MillenniumPost
Delhi

Kids want an education; degree is irrelevant

I have been a humanities student and studied Political Science for my class XII board exams. I was very happy with my ‘high sixties’ score. Imagine my incredulity when I heard that my niece had scored 95 in the same subject in the Board exams. Proudly, I boasted to everyone I knew about this seemingly undoable feat. I shut up when another friend said that her niece had scored 100 in Political Science!
What has changed over the past two decades? How has a humanities subject suddenly become as scoring as a pure science subject? Someone said that the subject may not have changed but the method and purpose of testing has. Meaning, the aim of the exam is not to test what the kids DO NOT know, but rather to test HOW MUCH they know. I did not quite follow the argument, but decided to retreat from the numbers debate.

Instead, I now focused on what next?
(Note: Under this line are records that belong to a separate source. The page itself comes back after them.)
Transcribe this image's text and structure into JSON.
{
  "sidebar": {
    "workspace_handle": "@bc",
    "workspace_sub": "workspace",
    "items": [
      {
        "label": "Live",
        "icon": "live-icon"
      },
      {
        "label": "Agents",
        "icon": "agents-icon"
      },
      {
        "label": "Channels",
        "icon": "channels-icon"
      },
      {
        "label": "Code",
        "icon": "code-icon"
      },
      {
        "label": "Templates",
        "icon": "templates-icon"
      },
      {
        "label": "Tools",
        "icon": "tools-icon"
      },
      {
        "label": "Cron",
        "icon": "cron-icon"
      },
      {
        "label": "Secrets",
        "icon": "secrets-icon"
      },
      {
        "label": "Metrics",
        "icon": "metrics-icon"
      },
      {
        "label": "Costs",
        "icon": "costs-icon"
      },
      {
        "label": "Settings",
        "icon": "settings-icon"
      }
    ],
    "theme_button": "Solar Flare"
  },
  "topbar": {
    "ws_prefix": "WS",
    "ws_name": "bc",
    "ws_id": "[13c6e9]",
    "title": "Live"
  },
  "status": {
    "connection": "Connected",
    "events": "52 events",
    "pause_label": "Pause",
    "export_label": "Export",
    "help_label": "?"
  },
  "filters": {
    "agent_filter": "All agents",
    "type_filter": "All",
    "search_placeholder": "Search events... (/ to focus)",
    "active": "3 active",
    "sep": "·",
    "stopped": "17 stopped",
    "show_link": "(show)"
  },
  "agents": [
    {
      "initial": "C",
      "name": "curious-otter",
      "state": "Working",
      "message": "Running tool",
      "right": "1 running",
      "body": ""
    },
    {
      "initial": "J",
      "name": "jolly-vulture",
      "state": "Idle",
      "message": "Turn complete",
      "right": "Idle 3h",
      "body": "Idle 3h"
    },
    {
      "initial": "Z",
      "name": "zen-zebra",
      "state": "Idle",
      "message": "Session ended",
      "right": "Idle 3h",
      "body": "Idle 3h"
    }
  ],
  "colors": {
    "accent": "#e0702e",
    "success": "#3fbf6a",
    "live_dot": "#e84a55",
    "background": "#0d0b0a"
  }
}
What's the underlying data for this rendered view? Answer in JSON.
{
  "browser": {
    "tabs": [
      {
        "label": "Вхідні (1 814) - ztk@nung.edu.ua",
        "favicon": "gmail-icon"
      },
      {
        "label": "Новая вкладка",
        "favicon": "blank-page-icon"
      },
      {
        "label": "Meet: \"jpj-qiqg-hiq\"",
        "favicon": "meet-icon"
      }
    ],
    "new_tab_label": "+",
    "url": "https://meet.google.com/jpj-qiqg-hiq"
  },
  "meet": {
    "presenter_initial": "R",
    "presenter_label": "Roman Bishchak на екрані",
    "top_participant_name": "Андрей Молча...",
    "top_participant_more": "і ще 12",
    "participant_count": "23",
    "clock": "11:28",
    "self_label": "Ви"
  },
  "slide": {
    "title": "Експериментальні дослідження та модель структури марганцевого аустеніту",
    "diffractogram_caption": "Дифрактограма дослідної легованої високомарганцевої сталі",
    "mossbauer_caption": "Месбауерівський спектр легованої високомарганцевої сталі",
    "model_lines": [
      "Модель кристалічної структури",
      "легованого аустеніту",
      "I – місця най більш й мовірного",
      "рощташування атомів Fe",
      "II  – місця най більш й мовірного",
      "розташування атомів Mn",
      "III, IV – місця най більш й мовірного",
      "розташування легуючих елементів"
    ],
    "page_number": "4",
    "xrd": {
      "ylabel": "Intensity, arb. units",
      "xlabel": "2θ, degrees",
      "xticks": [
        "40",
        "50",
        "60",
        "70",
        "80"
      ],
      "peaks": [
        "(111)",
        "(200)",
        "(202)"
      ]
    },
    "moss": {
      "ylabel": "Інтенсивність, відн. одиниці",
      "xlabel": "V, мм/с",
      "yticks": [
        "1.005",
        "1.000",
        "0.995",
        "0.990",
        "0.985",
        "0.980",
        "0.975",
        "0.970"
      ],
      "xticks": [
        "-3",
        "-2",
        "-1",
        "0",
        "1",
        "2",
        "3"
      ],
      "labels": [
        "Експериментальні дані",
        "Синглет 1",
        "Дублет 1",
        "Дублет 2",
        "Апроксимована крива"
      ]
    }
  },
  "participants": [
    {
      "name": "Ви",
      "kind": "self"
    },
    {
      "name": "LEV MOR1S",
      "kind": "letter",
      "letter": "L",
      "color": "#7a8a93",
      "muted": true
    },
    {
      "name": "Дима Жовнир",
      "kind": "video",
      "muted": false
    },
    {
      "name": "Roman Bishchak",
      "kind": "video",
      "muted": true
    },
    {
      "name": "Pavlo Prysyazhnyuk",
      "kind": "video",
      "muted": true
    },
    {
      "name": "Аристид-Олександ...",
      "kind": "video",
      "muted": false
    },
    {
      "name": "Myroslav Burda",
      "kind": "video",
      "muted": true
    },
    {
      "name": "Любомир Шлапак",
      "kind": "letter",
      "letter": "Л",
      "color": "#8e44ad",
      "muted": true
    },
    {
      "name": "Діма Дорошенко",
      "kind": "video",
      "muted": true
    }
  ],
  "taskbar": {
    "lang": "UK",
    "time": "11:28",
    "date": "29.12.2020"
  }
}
College, obviously! Not really. Despite the fact that on the very first day that applications were distributed, St Stephen’s college received as many as 800 completed applications with a whopping 2,000 applying online, there is a growing  number of students who are completely bypassing the conventional college route.
My niece, who is actually my touchstone for most of my observations about her generation, does not want to go to regular college. She wants to study photography and maybe complete her graduation through correspondence. That is if she does not get into a good B.Sc Photography course somewhere.

A friend of mine, who is teaching in one of the public schools of Delhi, says some of her brightest students are doing the same thing. These are not kids who are in the lower marks category – when we were in school, there was a kind of stigma attached to the ‘vocational’ section, being something chosen only by those who were unlikely to pass with regular subjects. She finds that among her top scorers, are students who are applying for creative, non-conventional courses, like photography, to international colleges.

Going to an international college is another trend. A friend’s daughter, who studied commerce in XII, is going to Canada. She has got admission but has still to decide which courses to take. That is the beauty of the international college system – you can address your varied interests before settling down on what you want your career to be. Delhi University is busy fighting over three-year BA or four-year BA when they should really be trying to address the changing aspirations of the newer generations and bringing more contemporary areas of study into the curriculum.

Even more important, what DU needs to look at is the method of teaching. An eye-opener, or rather an alarm bell, was an article written by an exchange student about his time at St Stephen’s college. He totally exposed the system of education where the lecturers and professors in one of the most sought after colleges in India were teaching simply by reading out from prepared notes, not coming to class at all and completely disregarding the role of debate and discussion in learning. I studied at Hindu College and have memories of a similar professor who read out from his prepared notes and took all the fun out of even raunchy reads like Joseph Andrews by Henry Fielding. Another professor, a man of the cloth, no less, had forgone bifocals and would keep alternating between his reading glasses and distance vision glasses. And in between, one smart cookie would manage to freshen up her nail polish and lipstick and coolly walk out of class. The professor remained blissfully unaware.

Soni Sangwan has reported on Delhi-warts and all- for several years. She is now a Journalist-in-Retirement, dividing her time between watching her two-year-old daughter grow and seeing the city she loves evolve.